Официант пожал плечами и объяснил, что Богословский вычеркнул три четверти заказа.

— Не понимаю!

— Как этого человека много, — с усмешкой произнес Богословский, — как его, нашего Федора Федоровича, чертовски много.

— Это вы про что?

— Да к слову. И чтобы вы перестали поминутно за все и за всех платить. На сколько еще библиотеки хватит? На год? На полгода?

— Тогда и заживем по-другому!

— Торопитесь, словно жару прибежали хватить, — угрюмо любуясь Щукиным, продолжал Богословский, — словно боретесь вы с вашими деньгами…

— Я хотел…

— То-то, что хотел, да хотей не велел. Ну да шут с ним, со всем. Скажите лучше, что с Пузыревым станем делать…

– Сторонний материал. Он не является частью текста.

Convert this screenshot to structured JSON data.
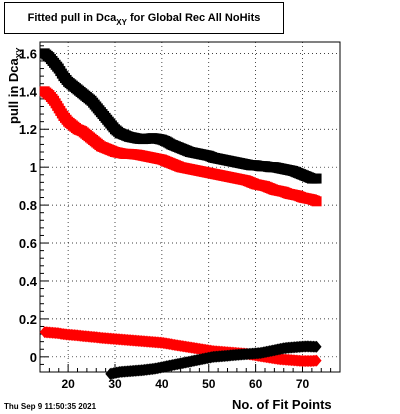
{
  "title": {
    "main": "Fitted pull in Dca",
    "sub": "XY",
    "rest": "for Global Rec All NoHits"
  },
  "datestamp": "Thu Sep  9 11:50:35 2021",
  "chart_data": {
    "type": "scatter",
    "title": "Fitted pull in Dca_XY for Global Rec All NoHits",
    "xlabel": "No. of Fit Points",
    "ylabel": "pull in Dca_XY",
    "xlim": [
      14,
      78
    ],
    "ylim": [
      -0.08,
      1.66
    ],
    "xticks": [
      20,
      30,
      40,
      50,
      60,
      70
    ],
    "yticks": [
      0,
      0.2,
      0.4,
      0.6,
      0.8,
      1,
      1.2,
      1.4,
      1.6
    ],
    "ytick_labels": [
      "0",
      "0.2",
      "0.4",
      "0.6",
      "0.8",
      "1",
      "1.2",
      "1.4",
      "1.6"
    ],
    "grid": true,
    "legend": "none",
    "series": [
      {
        "marker": "square",
        "color": "#000000",
        "x": [
          15,
          16,
          17,
          18,
          19,
          20,
          21,
          22,
          23,
          24,
          25,
          26,
          27,
          28,
          29,
          30,
          31,
          32,
          33,
          34,
          35,
          36,
          37,
          38,
          39,
          40,
          41,
          42,
          43,
          44,
          45,
          46,
          47,
          48,
          49,
          50,
          51,
          52,
          53,
          54,
          55,
          56,
          57,
          58,
          59,
          60,
          61,
          62,
          63,
          64,
          65,
          66,
          67,
          68,
          69,
          70,
          71,
          72,
          73
        ],
        "y": [
          1.6,
          1.58,
          1.55,
          1.52,
          1.48,
          1.45,
          1.43,
          1.41,
          1.39,
          1.37,
          1.35,
          1.32,
          1.29,
          1.26,
          1.23,
          1.2,
          1.18,
          1.17,
          1.16,
          1.155,
          1.15,
          1.148,
          1.15,
          1.153,
          1.15,
          1.145,
          1.135,
          1.12,
          1.11,
          1.1,
          1.09,
          1.08,
          1.075,
          1.07,
          1.065,
          1.06,
          1.05,
          1.045,
          1.04,
          1.035,
          1.03,
          1.025,
          1.02,
          1.015,
          1.01,
          1.01,
          1.005,
          1.005,
          1.0,
          1.0,
          0.995,
          0.99,
          0.985,
          0.98,
          0.97,
          0.96,
          0.95,
          0.94,
          0.94
        ]
      },
      {
        "marker": "square",
        "color": "#ff0000",
        "x": [
          15,
          16,
          17,
          18,
          19,
          20,
          21,
          22,
          23,
          24,
          25,
          26,
          27,
          28,
          29,
          30,
          31,
          32,
          33,
          34,
          35,
          36,
          37,
          38,
          39,
          40,
          41,
          42,
          43,
          44,
          45,
          46,
          47,
          48,
          49,
          50,
          51,
          52,
          53,
          54,
          55,
          56,
          57,
          58,
          59,
          60,
          61,
          62,
          63,
          64,
          65,
          66,
          67,
          68,
          69,
          70,
          71,
          72,
          73
        ],
        "y": [
          1.4,
          1.38,
          1.35,
          1.31,
          1.27,
          1.24,
          1.22,
          1.2,
          1.19,
          1.17,
          1.15,
          1.13,
          1.11,
          1.1,
          1.09,
          1.08,
          1.075,
          1.07,
          1.07,
          1.068,
          1.065,
          1.06,
          1.055,
          1.05,
          1.045,
          1.04,
          1.03,
          1.02,
          1.01,
          1.0,
          0.995,
          0.99,
          0.985,
          0.98,
          0.975,
          0.97,
          0.965,
          0.96,
          0.955,
          0.95,
          0.945,
          0.94,
          0.935,
          0.93,
          0.92,
          0.91,
          0.905,
          0.9,
          0.89,
          0.88,
          0.875,
          0.87,
          0.86,
          0.855,
          0.85,
          0.84,
          0.835,
          0.83,
          0.82
        ]
      },
      {
        "marker": "diamond",
        "color": "#ff0000",
        "x": [
          15,
          16,
          17,
          18,
          19,
          20,
          21,
          22,
          23,
          24,
          25,
          26,
          27,
          28,
          29,
          30,
          31,
          32,
          33,
          34,
          35,
          36,
          37,
          38,
          39,
          40,
          41,
          42,
          43,
          44,
          45,
          46,
          47,
          48,
          49,
          50,
          51,
          52,
          53,
          54,
          55,
          56,
          57,
          58,
          59,
          60,
          61,
          62,
          63,
          64,
          65,
          66,
          67,
          68,
          69,
          70,
          71,
          72,
          73
        ],
        "y": [
          0.13,
          0.128,
          0.126,
          0.124,
          0.12,
          0.117,
          0.115,
          0.113,
          0.11,
          0.108,
          0.105,
          0.103,
          0.1,
          0.098,
          0.096,
          0.094,
          0.092,
          0.09,
          0.088,
          0.086,
          0.084,
          0.082,
          0.08,
          0.078,
          0.076,
          0.074,
          0.07,
          0.066,
          0.062,
          0.058,
          0.054,
          0.05,
          0.046,
          0.042,
          0.038,
          0.034,
          0.03,
          0.028,
          0.026,
          0.024,
          0.022,
          0.02,
          0.018,
          0.016,
          0.012,
          0.008,
          0.004,
          0.0,
          -0.004,
          -0.008,
          -0.012,
          -0.014,
          -0.016,
          -0.018,
          -0.02,
          -0.022,
          -0.022,
          -0.022,
          -0.02
        ]
      },
      {
        "marker": "diamond",
        "color": "#000000",
        "x": [
          18,
          19,
          20,
          21,
          22,
          23,
          24,
          25,
          26,
          27,
          28,
          29,
          30,
          31,
          32,
          33,
          34,
          35,
          36,
          37,
          38,
          39,
          40,
          41,
          42,
          43,
          44,
          45,
          46,
          47,
          48,
          49,
          50,
          51,
          52,
          53,
          54,
          55,
          56,
          57,
          58,
          59,
          60,
          61,
          62,
          63,
          64,
          65,
          66,
          67,
          68,
          69,
          70,
          71,
          72,
          73
        ],
        "y": [
          -0.18,
          -0.16,
          -0.15,
          -0.14,
          -0.13,
          -0.12,
          -0.115,
          -0.11,
          -0.105,
          -0.1,
          -0.095,
          -0.09,
          -0.085,
          -0.08,
          -0.078,
          -0.076,
          -0.074,
          -0.072,
          -0.07,
          -0.067,
          -0.064,
          -0.06,
          -0.055,
          -0.05,
          -0.045,
          -0.04,
          -0.035,
          -0.03,
          -0.025,
          -0.02,
          -0.015,
          -0.01,
          -0.005,
          0.0,
          0.002,
          0.004,
          0.006,
          0.008,
          0.01,
          0.012,
          0.014,
          0.016,
          0.018,
          0.02,
          0.025,
          0.03,
          0.035,
          0.04,
          0.045,
          0.048,
          0.05,
          0.052,
          0.054,
          0.055,
          0.054,
          0.053
        ]
      }
    ]
  }
}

Щукин помрачнел, задумался.

— Не сердитесь, — попросил Богословский, — от себя не уйдешь…

— Сократу будто бы сказали о каком-то дядечке, что путешествие его нисколько не изменило, — прямо глядя в глаза Николаю Евгеньевичу, произнес Щукин. — «Верю, — ответил на это Сократ, — ведь он возил с собой себя самого». Это про нас. Никуда не денешься. В праздномыслие не спрячешься.

И они заговорили о Пузыреве, словно и не было веселого застолья, словно не сидела рядом со Щукиным Ляля, словно не в ресторане шел разговор, а в ординаторской, и говорили до тех пор, пока окончательно не утвердились в мысли о полном своем трагическом бессилии. Тут наступило молчание, краткое и глубокое, ведомое докторам, молчание-прощание, молчание перед тем, как собраться с силами, чтобы свернуть на другую тему для сбережения собственных, не таких уж избыточных рабочих возможностей.